İnsani, sosyal, siyasal faturası bir yana... Suriyeli göçmenler
için şimdiye kadar harcadığımız para yaklaşık 8 milyar euro. Bundan
sonra ne kadar harcayacağımızı tam olarak kimse bilmiyor. Bu
göçmenler Türkiye’de kalıp AB kapılarına dayanmasaydı yüklendiğimiz
mali külfet Batı’nın umurunda olmayacaktı. Ne zaman ki hesapları
çarşıya uymadı, göçmenler kafileler, kitleler halinde AB kapılarına
dayanmaya başladı, işte o zaman işler değişti. Almanya başta olmak
üzere “İnsan hakları şampiyonu” Batı’nın şu andaki tek derdi, ne
yapıp edip minimum bedelle göçmen faturasını ilelebet Türk halkının
üzerine yıkmak.
Almanya Başbakanı Merkel hanımefendinin mültecileri Türkiye’de
tutmamız karşılığında verdiği vaatler yuvarlak laflardan ibaret. AB
adına lûtfettiği rakam devede kulak. O para da gelir mi gelmez mi?

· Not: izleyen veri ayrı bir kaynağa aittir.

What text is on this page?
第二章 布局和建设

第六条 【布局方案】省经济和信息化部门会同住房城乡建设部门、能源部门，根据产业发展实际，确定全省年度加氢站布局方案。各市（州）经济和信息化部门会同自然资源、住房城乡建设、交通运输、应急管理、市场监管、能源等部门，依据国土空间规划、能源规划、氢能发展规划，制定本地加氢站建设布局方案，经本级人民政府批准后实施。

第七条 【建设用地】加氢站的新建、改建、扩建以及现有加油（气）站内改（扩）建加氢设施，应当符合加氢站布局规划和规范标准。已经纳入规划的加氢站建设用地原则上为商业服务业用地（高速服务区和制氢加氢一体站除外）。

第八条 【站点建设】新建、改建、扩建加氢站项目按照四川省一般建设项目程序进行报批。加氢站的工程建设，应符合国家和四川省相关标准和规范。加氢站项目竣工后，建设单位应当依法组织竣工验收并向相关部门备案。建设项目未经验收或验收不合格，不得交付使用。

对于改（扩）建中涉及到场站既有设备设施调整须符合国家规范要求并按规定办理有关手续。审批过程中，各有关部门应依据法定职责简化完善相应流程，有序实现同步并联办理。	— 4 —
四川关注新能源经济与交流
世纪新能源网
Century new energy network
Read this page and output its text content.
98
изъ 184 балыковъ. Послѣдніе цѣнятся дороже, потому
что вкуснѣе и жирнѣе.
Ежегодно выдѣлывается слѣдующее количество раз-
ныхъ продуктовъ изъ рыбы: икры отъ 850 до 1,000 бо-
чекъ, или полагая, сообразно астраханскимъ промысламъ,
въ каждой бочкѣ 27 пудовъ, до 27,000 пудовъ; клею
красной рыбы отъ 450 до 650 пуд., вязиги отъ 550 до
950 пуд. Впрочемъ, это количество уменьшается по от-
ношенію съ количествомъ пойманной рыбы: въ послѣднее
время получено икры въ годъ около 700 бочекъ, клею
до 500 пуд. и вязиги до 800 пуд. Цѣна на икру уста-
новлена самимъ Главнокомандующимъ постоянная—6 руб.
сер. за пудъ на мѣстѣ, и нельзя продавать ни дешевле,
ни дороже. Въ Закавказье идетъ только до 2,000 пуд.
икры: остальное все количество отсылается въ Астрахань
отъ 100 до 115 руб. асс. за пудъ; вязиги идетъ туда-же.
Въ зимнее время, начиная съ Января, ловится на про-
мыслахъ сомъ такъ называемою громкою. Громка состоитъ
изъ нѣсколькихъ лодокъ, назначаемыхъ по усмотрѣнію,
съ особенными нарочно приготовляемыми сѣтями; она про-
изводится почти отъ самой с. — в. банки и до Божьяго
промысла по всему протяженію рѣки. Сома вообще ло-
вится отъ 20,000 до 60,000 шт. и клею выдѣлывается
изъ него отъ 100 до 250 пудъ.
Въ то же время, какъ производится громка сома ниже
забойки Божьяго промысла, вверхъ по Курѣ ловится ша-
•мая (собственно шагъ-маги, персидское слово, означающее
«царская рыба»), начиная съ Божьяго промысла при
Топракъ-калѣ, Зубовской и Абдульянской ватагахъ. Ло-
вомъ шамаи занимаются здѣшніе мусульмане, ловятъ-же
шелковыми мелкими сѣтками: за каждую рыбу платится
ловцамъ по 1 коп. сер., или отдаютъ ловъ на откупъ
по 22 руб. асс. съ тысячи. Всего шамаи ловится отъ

Kaç yılda gelir? Taraf’ta Süleyman Yaşar, AB’nin bugüne dek taahhüt
edip de ödemediği toplam 4.2 milyar dolarlık alacağımız olduğunu
ancak bu alacağı isteyemediğimizi yazdı dün. Merkel’in vaatlerine
dönersek... AB’nin destek olması için tüm üyelerin mutabakatı
gerekir. Bir üye bile çekimser kalırsa AB destek olamaz. O yüzden
Merkel’in tek başına verdiği vaatlerin de kıymeti harbiyesi
bulunmuyor. Bunlar sadece kendi kendimizi uyutmamızı sağlıyor.